Cumhurbaşkanı Recep Tayyip Erdoğan NTV'de 'Cumhurbaşkanı ile özel' programında gazetecilerin sorularını yanıtlıyor.
Erdoğan'ın açıklamalarından satırbaşları şöyle:
Benim hayat serüvenim çok çok farklı. Doğduğum yerden, arkadaş çevrem, ilkokul, ortaöğretim imam hatip orta ve lise ondan sonra tabii bizim o dönemlerde imam hatip mezunları üniversiteye girme şansına sahip değildi. Lise fark imtihanlarına girecektiniz. İmam hatipten sonra Eyüp Lisesi'nden fark derslerine girdim. Aslında fark dersler bizim imam hatipte okuduğumuz derslerdi. Neyse o imtihanları da verdikten sonra üniversite hayatımız başladı. Marmara Üniversitesi İktisat ve Ticaret buradan devam ettik ve mezun oldum.
Milli Türk Talebe Birliği, üniversitedeki çalışmalarımız ve oradan partimizin o zamanki Ak Parti, Refah falan değil daha eskiye dayanıyor. Gençlik kollarında başladık sonra da ana kademeye geçtik. Aynı şekilde devam eden bir siyasi süreç oldu. İstanbul'da 85 yıllarında İl Başkanlığı görevine geldim. O zaman Refah Partisi. İl Başkanlığı döneminde başlayan süreç İstanbul'da Büyükşehir Belediye Başkanı olduğum ana kadar devam etti. Daha sonra cezaevine girdik, cezaevinde 10 ay diye girdik 4,5 ay yattık. Daha sonra partimizi kurduk ve yüzde 34,4 gibi oyla parlamentoya CHP ile girdik.

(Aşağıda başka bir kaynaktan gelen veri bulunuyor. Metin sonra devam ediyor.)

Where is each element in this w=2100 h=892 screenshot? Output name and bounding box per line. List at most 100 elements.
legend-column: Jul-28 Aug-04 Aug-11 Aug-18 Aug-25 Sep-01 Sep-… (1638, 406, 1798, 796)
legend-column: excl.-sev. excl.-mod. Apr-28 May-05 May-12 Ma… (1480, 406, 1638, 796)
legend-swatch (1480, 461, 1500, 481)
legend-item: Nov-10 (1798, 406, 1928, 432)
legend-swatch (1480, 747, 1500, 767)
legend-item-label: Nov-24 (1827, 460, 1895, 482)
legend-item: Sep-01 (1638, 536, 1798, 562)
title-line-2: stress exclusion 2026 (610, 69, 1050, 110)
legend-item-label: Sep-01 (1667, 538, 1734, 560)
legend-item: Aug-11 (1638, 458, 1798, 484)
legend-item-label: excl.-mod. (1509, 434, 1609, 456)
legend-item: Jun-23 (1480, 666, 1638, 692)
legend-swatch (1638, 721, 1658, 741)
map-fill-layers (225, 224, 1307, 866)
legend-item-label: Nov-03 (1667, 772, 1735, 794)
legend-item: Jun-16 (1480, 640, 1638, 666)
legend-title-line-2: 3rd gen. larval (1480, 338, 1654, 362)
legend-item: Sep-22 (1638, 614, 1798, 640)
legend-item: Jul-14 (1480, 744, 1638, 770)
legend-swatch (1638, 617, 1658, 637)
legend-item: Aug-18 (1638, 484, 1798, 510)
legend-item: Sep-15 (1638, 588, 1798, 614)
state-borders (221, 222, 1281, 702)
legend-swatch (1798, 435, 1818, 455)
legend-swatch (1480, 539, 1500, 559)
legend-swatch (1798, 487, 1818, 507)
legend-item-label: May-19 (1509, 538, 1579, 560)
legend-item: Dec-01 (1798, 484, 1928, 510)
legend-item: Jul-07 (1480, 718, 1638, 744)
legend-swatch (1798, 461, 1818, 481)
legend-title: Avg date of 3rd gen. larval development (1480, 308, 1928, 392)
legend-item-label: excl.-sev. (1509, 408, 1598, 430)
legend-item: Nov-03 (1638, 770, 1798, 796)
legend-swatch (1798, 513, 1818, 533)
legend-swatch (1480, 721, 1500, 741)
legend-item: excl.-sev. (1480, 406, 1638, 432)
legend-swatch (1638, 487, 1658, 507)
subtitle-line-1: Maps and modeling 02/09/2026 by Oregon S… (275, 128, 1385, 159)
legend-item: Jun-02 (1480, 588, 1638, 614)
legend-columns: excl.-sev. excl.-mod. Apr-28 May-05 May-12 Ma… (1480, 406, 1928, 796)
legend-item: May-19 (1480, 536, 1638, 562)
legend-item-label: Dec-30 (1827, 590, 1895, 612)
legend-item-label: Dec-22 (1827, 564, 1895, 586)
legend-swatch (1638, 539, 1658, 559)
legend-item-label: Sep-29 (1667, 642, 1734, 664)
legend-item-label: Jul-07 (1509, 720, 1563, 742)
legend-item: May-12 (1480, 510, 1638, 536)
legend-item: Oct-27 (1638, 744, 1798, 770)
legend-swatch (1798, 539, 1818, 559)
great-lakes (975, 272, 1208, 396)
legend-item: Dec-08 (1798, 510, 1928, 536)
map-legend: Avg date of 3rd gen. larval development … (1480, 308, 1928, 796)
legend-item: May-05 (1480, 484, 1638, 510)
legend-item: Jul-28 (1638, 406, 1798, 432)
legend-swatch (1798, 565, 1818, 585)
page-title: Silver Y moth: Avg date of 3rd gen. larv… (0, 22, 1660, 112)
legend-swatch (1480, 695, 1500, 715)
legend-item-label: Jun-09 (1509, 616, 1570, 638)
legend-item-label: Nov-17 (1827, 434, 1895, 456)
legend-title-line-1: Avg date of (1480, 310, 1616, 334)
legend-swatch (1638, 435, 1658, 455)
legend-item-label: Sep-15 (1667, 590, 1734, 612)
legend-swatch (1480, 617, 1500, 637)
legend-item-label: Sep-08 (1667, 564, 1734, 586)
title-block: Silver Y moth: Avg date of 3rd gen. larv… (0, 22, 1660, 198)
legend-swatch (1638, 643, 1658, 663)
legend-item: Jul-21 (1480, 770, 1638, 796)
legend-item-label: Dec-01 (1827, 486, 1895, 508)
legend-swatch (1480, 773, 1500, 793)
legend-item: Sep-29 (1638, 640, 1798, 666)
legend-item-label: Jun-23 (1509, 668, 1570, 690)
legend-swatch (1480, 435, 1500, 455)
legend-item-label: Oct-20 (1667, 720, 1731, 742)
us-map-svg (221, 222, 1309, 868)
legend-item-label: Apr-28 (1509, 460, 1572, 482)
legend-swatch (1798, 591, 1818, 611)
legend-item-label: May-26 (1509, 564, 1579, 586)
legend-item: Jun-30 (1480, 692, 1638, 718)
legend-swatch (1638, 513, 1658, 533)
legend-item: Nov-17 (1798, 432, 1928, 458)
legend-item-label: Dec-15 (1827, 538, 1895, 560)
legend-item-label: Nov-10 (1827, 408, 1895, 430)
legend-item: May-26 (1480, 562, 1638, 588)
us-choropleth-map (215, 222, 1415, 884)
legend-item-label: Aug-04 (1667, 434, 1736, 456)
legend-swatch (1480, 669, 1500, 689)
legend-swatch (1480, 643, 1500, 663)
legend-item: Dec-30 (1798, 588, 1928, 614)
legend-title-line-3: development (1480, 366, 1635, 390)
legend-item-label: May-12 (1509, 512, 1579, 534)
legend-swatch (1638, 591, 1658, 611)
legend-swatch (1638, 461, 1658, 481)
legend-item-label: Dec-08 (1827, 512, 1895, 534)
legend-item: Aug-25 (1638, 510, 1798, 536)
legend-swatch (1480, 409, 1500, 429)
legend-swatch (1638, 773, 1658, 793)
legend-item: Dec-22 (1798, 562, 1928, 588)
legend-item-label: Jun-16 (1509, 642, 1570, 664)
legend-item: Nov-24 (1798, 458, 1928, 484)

Sonra babam vefatı ardından validemin 2011'de vefatı var. Bu süreçte bir taraftan evliyim, çalışıyorum. Diğer taraftan amatör kümede de futbol oynuyorum. Camialtı'da başladım. 6 yıl orada oynadım. Oradan İETT'de devam ettim. Orada 7 yıl kadar devam eden bir süreçti. Malum bir darbe girişimi olduktan sonra, oradan ayrılıp bu defa özel sektöre geçtim. Tabii bir taraftan ekmek mücadelesi, bir taraftan siyasi mücadelemiz. Ailenin en büyük zenginlikleri olarak çocuklar geldi. Biz 3 dersek boşuna demedik. Rabbim bize 4 tane evlat nasip etti. Bir taraftan eşimle beraber yavrularımızı en iyi şekilde yetiştirmenin mücadelesini verdik.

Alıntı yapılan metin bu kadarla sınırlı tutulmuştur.